Convert a URL into clean markdown using GitHub raw-content fast paths, direct markdown detection, and Firecrawl fallback scraping.

Basic usage

webctx read-link https://github.com/amxv/webctx/blob/main/README.md

read-link returns a markdown document. If a title can be found, output starts with an H1, then the original URL, then the extracted content.

GitHub fast path

For GitHub file URLs, webctx converts the page URL into a raw GitHub URL before using any scraping provider.

Repository root URLs are treated as README requests. If README.md is not found, webctx also tries readme.md, Readme.md, and README.

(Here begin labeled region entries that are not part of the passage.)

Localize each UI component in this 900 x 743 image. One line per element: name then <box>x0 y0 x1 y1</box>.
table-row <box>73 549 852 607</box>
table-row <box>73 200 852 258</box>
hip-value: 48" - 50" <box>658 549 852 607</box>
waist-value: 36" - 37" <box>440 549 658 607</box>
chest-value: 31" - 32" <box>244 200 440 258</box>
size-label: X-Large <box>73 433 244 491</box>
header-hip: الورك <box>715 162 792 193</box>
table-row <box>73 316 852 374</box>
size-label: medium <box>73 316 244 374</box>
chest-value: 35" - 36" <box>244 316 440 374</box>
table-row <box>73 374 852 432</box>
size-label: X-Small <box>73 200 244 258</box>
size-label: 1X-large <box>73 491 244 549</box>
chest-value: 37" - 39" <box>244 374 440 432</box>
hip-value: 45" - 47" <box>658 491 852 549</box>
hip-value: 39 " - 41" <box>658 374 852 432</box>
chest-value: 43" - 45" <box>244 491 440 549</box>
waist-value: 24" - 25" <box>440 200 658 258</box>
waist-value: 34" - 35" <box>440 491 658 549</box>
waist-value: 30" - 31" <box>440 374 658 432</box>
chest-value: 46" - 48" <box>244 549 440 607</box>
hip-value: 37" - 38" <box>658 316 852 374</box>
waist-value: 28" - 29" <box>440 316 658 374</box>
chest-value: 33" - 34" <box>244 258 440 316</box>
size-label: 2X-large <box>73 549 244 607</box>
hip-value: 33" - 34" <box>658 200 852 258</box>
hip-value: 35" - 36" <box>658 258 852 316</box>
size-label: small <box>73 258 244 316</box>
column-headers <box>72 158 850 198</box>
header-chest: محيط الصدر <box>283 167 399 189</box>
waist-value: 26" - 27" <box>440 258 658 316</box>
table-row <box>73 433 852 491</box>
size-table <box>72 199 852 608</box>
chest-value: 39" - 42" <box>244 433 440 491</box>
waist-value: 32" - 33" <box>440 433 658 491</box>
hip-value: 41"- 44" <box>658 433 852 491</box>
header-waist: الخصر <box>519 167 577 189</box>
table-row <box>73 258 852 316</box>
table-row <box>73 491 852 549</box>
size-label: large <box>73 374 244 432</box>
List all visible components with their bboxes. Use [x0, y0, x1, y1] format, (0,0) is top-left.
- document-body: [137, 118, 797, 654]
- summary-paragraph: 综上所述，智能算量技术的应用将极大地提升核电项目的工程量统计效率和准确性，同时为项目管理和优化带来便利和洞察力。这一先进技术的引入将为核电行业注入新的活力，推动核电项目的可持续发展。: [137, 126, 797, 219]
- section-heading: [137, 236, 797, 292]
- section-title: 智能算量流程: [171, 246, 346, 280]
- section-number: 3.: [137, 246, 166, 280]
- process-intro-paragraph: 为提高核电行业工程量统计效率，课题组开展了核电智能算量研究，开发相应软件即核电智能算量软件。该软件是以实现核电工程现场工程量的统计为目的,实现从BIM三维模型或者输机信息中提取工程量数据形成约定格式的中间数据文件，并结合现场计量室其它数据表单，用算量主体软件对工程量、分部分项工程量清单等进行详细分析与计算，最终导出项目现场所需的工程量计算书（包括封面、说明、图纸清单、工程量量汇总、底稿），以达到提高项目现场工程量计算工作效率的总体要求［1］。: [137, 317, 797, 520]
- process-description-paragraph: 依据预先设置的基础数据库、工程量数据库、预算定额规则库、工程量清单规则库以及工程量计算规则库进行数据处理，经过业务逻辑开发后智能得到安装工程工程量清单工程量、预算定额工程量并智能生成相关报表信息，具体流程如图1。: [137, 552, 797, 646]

Tree URLs are not treated as files and fall through to the other paths.

Direct markdown path

For direct markdown-style URLs, webctx checks whether a .md document is available. If the given URL does not end in .md, it tries the same URL with .md appended.

The HEAD response must look like markdown or plain text and have enough content length to be useful. Then webctx fetches the markdown directly and derives the title from the first # heading when possible.

Firecrawl fallback

When the fast paths do not work, webctx uses Firecrawl:

endpoint: https://api.firecrawl.dev/v2/scrape
formats: markdown
onlyMainContent: true
skipTlsVerification: true
blockAds: true
removeBase64Images: true
maxAge: 600000

The request excludes common non-content tags such as scripts, styles, navigation, footers, headers, asides, SVGs, images, and ad selectors.

PDF handling

If the URL ends in .pdf, webctx asks Firecrawl to use the PDF parser.

Rate limiting

Firecrawl scrape requests pass through a process-local queue with a token bucket limiter. It starts with 10 tokens and refills one token every six seconds. The queue keeps scrape calls serialized so agent workflows do not burst into Firecrawl.